Hundreds of people from China and Japan hold a peace rally at the Memorial Hall of the Victims of the Nanjing Massacre, in Nanjing.[Photo: chinanews.com] |
More than 1,000 people attended a ceremony today at a museum in northeast China's Fuxin city, where over 500,000 Chinese were forced by Japanese troops to work in local coal mines between 1936 to 1945.
Mass graves found at work sites revealed that around 70 thousand miners were killed, due to outdated equipment and terrible working conditions.
Hu Jian, curator of the museum, says many of the victims had been buried alive.
"Although we call it 'warehouse for the dead,' many did not die when abandoned there. They just lost their labor force, or part of their labor force. Then they were buried here."
In Nanjing, hundreds of people from China and Japan held a peace rally at the Memorial Hall of the Victims of the Nanjing Massacre.
Tamaki Matsuoka is the leader of Japanese delegation.

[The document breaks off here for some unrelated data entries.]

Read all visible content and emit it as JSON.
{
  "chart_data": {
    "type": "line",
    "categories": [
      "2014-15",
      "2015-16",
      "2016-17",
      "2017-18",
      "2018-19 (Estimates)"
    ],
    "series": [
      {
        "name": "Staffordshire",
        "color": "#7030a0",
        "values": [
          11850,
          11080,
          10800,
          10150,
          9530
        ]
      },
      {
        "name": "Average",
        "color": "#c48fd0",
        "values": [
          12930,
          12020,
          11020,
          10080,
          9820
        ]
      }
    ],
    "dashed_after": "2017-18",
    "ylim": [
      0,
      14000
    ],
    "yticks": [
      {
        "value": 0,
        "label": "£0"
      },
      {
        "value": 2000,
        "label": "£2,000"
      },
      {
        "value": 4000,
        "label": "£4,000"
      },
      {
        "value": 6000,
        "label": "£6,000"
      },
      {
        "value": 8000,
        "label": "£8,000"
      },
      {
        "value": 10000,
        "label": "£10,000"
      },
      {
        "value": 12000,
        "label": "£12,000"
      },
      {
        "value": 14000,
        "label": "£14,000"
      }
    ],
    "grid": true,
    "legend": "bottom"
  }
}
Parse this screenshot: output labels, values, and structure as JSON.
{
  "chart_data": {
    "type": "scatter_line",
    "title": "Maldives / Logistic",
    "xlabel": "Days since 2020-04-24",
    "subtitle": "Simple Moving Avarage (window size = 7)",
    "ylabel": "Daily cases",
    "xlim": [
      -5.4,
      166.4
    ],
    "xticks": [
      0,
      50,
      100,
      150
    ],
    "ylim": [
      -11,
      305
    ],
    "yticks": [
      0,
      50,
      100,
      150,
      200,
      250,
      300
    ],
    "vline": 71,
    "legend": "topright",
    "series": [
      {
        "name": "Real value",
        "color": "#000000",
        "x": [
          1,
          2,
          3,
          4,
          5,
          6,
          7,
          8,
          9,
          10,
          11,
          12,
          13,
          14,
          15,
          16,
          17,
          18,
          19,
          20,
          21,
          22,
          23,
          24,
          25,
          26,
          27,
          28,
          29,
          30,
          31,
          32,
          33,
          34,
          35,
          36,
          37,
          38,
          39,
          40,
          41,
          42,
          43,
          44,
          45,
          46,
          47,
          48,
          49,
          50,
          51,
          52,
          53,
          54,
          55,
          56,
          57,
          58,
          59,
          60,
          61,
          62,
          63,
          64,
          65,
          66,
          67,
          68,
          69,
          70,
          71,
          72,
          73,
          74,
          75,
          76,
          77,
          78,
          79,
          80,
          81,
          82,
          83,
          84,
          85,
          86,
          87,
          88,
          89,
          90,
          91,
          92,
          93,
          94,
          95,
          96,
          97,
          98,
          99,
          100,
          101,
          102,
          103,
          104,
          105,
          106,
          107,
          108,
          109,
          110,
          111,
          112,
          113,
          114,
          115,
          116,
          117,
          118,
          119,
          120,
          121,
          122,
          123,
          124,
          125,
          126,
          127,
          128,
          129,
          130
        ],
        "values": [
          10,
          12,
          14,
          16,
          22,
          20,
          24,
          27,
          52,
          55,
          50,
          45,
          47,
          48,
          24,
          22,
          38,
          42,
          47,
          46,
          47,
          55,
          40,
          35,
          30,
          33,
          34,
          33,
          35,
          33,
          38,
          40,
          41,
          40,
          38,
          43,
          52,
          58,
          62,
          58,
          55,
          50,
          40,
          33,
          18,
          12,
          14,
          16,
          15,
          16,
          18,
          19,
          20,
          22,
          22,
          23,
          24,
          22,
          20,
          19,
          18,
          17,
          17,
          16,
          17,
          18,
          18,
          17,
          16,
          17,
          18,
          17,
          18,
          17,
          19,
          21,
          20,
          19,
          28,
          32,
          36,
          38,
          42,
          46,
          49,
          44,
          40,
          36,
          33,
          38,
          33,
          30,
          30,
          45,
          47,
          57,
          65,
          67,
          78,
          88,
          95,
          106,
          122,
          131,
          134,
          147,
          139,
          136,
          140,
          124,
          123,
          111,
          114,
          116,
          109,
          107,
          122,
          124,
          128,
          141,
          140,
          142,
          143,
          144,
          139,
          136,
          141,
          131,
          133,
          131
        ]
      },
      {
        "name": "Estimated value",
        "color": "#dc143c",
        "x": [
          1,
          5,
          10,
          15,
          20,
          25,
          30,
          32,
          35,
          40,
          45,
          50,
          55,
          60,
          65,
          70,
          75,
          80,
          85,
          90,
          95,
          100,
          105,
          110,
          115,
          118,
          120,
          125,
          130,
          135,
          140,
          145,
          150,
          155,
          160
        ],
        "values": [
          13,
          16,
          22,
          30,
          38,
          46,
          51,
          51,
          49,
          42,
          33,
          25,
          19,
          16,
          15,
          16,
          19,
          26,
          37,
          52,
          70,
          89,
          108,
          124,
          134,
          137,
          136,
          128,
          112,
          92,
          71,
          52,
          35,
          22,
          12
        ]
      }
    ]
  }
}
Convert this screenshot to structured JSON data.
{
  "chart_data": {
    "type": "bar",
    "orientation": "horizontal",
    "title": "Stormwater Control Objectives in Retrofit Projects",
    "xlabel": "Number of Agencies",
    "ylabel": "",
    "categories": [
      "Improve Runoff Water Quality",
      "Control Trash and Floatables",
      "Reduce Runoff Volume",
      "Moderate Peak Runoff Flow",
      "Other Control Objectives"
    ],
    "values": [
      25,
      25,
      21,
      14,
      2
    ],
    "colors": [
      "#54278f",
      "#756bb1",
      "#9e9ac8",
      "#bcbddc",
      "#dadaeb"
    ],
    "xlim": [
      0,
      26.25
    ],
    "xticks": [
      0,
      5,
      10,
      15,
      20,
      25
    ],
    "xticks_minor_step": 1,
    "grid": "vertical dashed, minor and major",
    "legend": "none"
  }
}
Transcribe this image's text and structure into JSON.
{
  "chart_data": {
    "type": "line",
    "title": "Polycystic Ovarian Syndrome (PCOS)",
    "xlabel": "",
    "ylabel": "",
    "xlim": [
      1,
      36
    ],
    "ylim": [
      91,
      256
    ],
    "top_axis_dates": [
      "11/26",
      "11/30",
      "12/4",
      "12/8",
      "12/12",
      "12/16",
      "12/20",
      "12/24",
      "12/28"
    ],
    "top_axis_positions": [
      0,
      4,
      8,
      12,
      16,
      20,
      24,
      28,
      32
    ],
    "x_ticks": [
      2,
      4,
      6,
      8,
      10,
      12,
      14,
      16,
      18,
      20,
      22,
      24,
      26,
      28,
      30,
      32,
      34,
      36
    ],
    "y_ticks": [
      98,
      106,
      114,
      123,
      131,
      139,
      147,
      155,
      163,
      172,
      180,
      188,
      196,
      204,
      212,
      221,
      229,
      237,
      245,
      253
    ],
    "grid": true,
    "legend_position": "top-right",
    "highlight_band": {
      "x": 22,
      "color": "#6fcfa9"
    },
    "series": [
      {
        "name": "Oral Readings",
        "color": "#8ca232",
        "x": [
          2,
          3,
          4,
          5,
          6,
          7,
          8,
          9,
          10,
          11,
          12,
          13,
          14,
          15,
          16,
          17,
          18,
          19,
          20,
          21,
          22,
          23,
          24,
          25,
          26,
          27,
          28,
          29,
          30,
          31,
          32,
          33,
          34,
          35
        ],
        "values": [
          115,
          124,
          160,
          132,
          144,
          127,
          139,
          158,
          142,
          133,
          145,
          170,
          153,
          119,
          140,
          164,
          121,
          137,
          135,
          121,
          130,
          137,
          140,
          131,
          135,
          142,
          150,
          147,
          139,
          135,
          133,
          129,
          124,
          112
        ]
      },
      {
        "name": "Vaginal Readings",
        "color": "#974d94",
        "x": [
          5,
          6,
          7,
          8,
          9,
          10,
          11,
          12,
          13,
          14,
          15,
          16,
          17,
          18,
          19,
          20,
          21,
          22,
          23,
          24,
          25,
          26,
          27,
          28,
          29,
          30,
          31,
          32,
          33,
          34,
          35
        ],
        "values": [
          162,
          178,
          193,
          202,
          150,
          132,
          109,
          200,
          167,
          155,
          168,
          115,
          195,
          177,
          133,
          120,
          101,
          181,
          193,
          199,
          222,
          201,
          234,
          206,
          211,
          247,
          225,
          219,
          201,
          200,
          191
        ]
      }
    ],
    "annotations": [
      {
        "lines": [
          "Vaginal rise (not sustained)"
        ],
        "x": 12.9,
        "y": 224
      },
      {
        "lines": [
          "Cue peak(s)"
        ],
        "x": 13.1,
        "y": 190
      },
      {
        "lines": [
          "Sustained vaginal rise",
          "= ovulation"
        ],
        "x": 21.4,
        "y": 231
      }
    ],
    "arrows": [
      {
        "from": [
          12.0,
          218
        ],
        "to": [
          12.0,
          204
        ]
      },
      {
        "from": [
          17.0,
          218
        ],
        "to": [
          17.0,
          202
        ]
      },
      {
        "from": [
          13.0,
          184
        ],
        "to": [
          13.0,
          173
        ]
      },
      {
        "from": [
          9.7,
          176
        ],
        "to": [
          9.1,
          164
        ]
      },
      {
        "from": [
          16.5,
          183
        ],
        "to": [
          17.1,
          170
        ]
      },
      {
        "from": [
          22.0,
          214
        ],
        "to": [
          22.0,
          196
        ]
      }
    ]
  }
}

"We came here with a clear aim. As the Nanjing Massacre happened during Japan's aggression in China, and it's barely mentioned in our text books, and not many people in Japan know about it, we bring our people here to learn and study this part of history every August 15th, hoping to let more people know about it."
Japanese troops started the massacre in Nanjing on Dec.13, 1937, killing more than 300,000 people in approximately 40 days.